Part of the power of this novel is conveyed by the fact that through their various trials and separations, I was fervently hoping that they would find a way to stay together in spite not simply of the social pressures they would face, but of the fact that I have already read Home and know that they are together at least long enough to have a child and lose one another in the social maelstrom that brings on. It has become clear, however, that Robinson does not simply eschew happy endings. She calls into question the concept of endings themselves: in this series, which opens up continually to new facets of the questions John Ames was asking when we started, to new, deeper looks at characters whose plots have already closed in other volumes. As a reader, I am capable of revisiting certain questions and ideas many times – Robinson seems to have known this before I did.

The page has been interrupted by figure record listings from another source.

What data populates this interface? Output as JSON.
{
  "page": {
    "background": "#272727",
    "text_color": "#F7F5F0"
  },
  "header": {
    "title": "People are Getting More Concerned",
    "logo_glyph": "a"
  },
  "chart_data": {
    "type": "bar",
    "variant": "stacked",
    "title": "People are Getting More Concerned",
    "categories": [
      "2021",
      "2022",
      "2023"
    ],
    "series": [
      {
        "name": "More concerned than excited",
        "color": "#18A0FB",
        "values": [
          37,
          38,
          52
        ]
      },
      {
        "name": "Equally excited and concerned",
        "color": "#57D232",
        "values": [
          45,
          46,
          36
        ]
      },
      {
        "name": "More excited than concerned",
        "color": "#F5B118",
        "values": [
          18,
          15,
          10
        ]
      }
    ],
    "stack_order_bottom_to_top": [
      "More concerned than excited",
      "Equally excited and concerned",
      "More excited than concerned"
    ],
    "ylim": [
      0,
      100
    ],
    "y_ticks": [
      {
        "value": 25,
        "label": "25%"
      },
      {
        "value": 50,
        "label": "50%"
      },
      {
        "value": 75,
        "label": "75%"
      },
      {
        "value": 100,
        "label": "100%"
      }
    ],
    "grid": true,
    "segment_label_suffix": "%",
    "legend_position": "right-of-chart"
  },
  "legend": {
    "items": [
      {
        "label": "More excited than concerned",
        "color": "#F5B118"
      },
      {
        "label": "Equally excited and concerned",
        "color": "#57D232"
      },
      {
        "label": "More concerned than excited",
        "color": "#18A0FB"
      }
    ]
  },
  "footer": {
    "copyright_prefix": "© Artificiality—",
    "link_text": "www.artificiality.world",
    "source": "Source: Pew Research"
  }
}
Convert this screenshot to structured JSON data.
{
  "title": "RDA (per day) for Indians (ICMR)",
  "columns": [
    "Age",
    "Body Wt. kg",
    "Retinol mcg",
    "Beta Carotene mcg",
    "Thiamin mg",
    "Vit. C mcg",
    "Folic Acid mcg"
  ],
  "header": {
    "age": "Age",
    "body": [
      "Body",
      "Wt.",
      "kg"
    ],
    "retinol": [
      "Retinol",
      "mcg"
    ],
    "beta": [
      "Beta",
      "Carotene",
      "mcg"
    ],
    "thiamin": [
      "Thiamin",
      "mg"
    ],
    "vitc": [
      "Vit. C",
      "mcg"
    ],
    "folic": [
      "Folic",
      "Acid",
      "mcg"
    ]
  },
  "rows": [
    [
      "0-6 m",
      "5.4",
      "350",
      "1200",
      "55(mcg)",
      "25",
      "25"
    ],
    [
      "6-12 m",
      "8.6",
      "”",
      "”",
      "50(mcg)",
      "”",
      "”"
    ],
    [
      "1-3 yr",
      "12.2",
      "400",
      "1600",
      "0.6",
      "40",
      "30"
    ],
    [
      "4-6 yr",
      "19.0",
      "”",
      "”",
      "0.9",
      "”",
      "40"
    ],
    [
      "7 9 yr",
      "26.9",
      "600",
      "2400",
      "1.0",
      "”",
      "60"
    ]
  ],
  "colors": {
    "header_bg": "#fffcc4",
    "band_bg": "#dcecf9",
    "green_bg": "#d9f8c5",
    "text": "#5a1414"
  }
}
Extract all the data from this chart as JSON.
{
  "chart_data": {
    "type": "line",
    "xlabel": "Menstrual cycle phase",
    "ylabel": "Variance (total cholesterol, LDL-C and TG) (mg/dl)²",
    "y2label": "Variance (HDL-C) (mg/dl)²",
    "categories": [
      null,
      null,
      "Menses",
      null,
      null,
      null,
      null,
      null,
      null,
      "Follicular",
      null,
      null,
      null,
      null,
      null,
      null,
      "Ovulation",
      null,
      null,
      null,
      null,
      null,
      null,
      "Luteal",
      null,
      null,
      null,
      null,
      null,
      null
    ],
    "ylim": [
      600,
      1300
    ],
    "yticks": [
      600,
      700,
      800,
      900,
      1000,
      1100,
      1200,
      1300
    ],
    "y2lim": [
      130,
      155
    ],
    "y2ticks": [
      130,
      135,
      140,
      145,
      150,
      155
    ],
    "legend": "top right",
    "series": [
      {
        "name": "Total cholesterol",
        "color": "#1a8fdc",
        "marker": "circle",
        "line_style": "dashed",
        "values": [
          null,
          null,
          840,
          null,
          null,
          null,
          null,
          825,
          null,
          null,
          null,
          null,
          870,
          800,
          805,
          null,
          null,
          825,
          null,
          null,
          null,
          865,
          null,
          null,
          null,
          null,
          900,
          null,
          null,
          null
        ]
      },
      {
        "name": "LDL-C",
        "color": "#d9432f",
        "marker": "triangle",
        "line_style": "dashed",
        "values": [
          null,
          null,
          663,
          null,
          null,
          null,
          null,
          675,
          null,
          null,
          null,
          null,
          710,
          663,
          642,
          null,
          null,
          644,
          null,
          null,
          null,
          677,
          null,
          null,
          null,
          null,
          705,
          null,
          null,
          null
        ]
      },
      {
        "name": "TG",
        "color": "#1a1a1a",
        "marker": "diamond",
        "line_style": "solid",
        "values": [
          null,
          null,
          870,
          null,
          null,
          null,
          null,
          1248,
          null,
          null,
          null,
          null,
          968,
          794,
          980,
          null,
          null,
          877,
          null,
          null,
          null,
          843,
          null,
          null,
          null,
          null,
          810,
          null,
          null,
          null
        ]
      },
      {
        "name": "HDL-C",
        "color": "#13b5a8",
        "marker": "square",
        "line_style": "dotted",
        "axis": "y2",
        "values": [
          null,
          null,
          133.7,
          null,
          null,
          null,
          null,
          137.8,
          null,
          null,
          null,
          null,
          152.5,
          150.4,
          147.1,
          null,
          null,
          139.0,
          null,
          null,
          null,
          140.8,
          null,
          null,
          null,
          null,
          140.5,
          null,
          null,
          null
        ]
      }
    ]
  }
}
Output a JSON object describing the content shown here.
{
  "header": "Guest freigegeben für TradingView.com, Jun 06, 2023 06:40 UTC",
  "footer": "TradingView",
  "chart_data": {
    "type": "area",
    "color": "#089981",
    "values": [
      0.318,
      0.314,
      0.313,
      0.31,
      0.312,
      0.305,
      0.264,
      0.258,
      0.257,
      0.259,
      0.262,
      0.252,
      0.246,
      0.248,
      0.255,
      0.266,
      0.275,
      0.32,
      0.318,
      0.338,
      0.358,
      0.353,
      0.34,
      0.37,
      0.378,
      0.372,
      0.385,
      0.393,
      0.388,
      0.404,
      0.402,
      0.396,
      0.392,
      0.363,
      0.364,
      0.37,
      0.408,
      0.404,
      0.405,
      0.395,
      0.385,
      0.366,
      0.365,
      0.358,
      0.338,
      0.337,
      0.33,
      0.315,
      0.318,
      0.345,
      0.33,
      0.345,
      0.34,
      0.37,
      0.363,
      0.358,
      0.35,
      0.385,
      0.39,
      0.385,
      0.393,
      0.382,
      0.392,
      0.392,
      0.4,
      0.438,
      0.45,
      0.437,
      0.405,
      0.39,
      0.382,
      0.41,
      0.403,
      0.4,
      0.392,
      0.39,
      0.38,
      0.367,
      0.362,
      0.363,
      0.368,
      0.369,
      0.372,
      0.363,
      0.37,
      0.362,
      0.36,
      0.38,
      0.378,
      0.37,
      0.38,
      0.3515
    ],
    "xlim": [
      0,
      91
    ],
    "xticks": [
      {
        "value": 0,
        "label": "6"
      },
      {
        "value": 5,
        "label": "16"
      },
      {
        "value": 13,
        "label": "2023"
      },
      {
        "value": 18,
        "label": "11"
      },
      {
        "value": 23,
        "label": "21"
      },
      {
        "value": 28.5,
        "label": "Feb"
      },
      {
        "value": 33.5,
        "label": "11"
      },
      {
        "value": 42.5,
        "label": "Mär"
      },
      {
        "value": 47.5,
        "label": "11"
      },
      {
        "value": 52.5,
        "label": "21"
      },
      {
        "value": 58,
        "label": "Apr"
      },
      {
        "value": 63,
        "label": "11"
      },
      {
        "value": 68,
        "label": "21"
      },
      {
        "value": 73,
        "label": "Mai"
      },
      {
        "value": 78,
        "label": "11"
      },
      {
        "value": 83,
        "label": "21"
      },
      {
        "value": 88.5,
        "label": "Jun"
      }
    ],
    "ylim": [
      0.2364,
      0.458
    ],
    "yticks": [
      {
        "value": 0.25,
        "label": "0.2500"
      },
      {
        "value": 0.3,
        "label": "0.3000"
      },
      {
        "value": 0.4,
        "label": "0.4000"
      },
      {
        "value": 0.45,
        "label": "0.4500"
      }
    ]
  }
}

Ferrante’s great achievement is to examine the formation of a self over the course of a single character’s lifetime and a single friendship. Her character, Lena, wants to be her truest, best self alone and struggles throughout her life with the fact that she can only rise to the demands of that self through her friendship with Lila. Society seems to exist to limit her and her need for Lila is as often a source of frustration as liberation. Robinson’s world view has similarities in that the world is inherently limiting and destructive. But there is little sense that anyone might ever hope to stand up to it alone. Jack certainly can’t, and we see that Della’s proud position of status is, in her own eyes, empty and stultifying. These two can offer each other a way to be themselves that is not available to them as individuals, if they can muster the courage to take it. In the series, Robinson examines the social formation of the self, the soul, through many different characters, each trying to assert some individual sense of self and finding that impossible outside of the web of relationships that reveals them.